Radio: louder than ever
Radio ad volumes for the BFSI sector have climbed steadily, rising 12 per cent above 2021 levels in 2023, 36 per cent in 2024 and 45 per cent in 2025. The quarterly pattern within 2025 was volatile: a sharp drop of 43 per cent in the second quarter and 42 per cent in the third, followed by a near-full recovery in the fourth. Life insurance led radio categories with 22 per cent of volumes, banking services and products second at 14 per cent and corporate NBFCs third at 11 per cent. LIC of India held its position as the leading radio advertiser with 20 per cent of ad volumes; the top ten radio advertisers together covered 69 per cent. Muthoot Financial Enterprises led radio brands with 10 per cent share, five of the top ten brands belonged to LIC alone, and SBI Mutual Fund made a remarkable leap to fifth position from 272nd in 2024. Evening and morning time-bands together captured 84 per cent of radio ad volumes, with evenings at 44 per cent and mornings at 40 per cent. Maharashtra was the leading state for radio BFSI advertising with 18 per cent share; Maharashtra, Gujarat and Uttar Pradesh together accounted for 43 per cent.

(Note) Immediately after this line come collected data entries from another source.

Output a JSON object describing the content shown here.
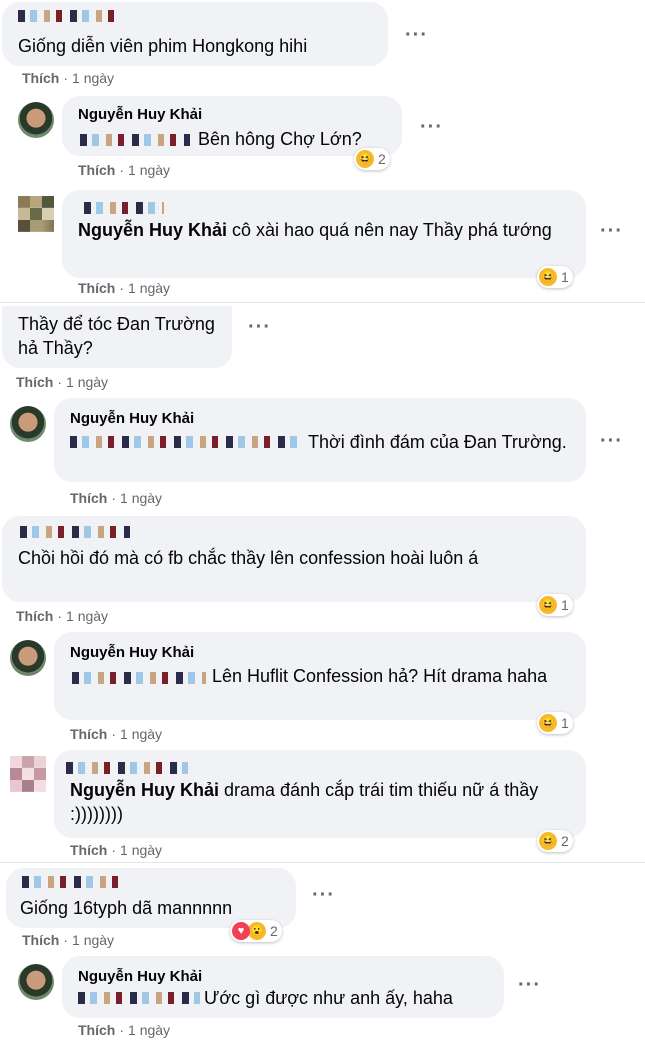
{
  "like_label": "Thích",
  "comments": [
    {
      "name": "",
      "text": "Giống diễn viên phim Hongkong hihi",
      "time": "1 ngày",
      "reaction_count": ""
    },
    {
      "name": "Nguyễn Huy Khải",
      "text": "Bên hông Chợ Lớn?",
      "time": "1 ngày",
      "reaction_count": "2"
    },
    {
      "name": "",
      "tag": "Nguyễn Huy Khải",
      "text": " cô xài hao quá nên nay Thầy phá tướng",
      "time": "1 ngày",
      "reaction_count": "1"
    },
    {
      "name": "",
      "text": "Thầy để tóc Đan Trường hả Thầy?",
      "time": "1 ngày",
      "reaction_count": ""
    },
    {
      "name": "Nguyễn Huy Khải",
      "text": "Thời đình đám của Đan Trường.",
      "time": "1 ngày",
      "reaction_count": ""
    },
    {
      "name": "",
      "text": "Chồi hồi đó mà có fb chắc thầy lên confession hoài luôn á",
      "time": "1 ngày",
      "reaction_count": "1"
    },
    {
      "name": "Nguyễn Huy Khải",
      "text": "Lên Huflit Confession hả? Hít drama haha",
      "time": "1 ngày",
      "reaction_count": "1"
    },
    {
      "name": "",
      "tag": "Nguyễn Huy Khải",
      "text": " drama đánh cắp trái tim thiếu nữ á thầy :))))))))",
      "time": "1 ngày",
      "reaction_count": "2"
    },
    {
      "name": "",
      "text": "Giống 16typh dã mannnnn",
      "time": "1 ngày",
      "reaction_count": "2"
    },
    {
      "name": "Nguyễn Huy Khải",
      "text": "Ước gì được như anh ấy, haha",
      "time": "1 ngày",
      "reaction_count": ""
    }
  ],
  "icons": {
    "more": "more-horizontal-icon",
    "haha": "haha-reaction-icon",
    "love": "love-reaction-icon",
    "wow": "wow-reaction-icon"
  },
  "colors": {
    "bubble": "#f0f2f5",
    "meta": "#65676b",
    "text": "#050505"
  }
}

Digital: the five-times surge
If one number defines the 2025 BFSI advertising story, it is five. Digital ad impressions for the sector multiplied fivefold between 2021 and 2025, having already doubled in 2023 and doubled again in 2024 before the 2025 leap. Within the year, impressions dipped 19 per cent in the second quarter and 12 per cent in the third before recovering 8 per cent above the first quarter by the fourth. Banking services and products led digital categories with 27 per cent of impressions, life insurance and credit cards tied at 19 per cent each, and securities and sharebroking organisations fell from first place in 2024 to fourth in 2025. Axis Bank was the runaway leader among digital advertisers with 12 per cent of impressions, followed by ICICI Bank at 9 per cent, IDFC First Bank at 7 per cent and Kotak Mahindra Bank at 6 per cent. The top ten digital advertisers covered 59 per cent of impressions, and seven of them were new entrants compared with 2024, signalling rapid churn in the digital spending hierarchy. At brand level, Axis Bank led with 9 per cent, ICICI HPCL Super Saver Credit Card vaulted to third place from 921st in 2024, and six of the top ten digital brands were new to the list. Programmatic buying accounted for 91 per cent of all digital BFSI transactions; combined with ad networks, it captured 96 per cent.
The data from TAM AdEx paints the portrait of a sector that still believes in the power of the television news bulletin to sell insurance to the masses, but increasingly knows that the next generation of borrowers, investors and cardholders is scrolling, not watching. The race is now on to reach them before the algorithm serves up someone else’s loan offer first.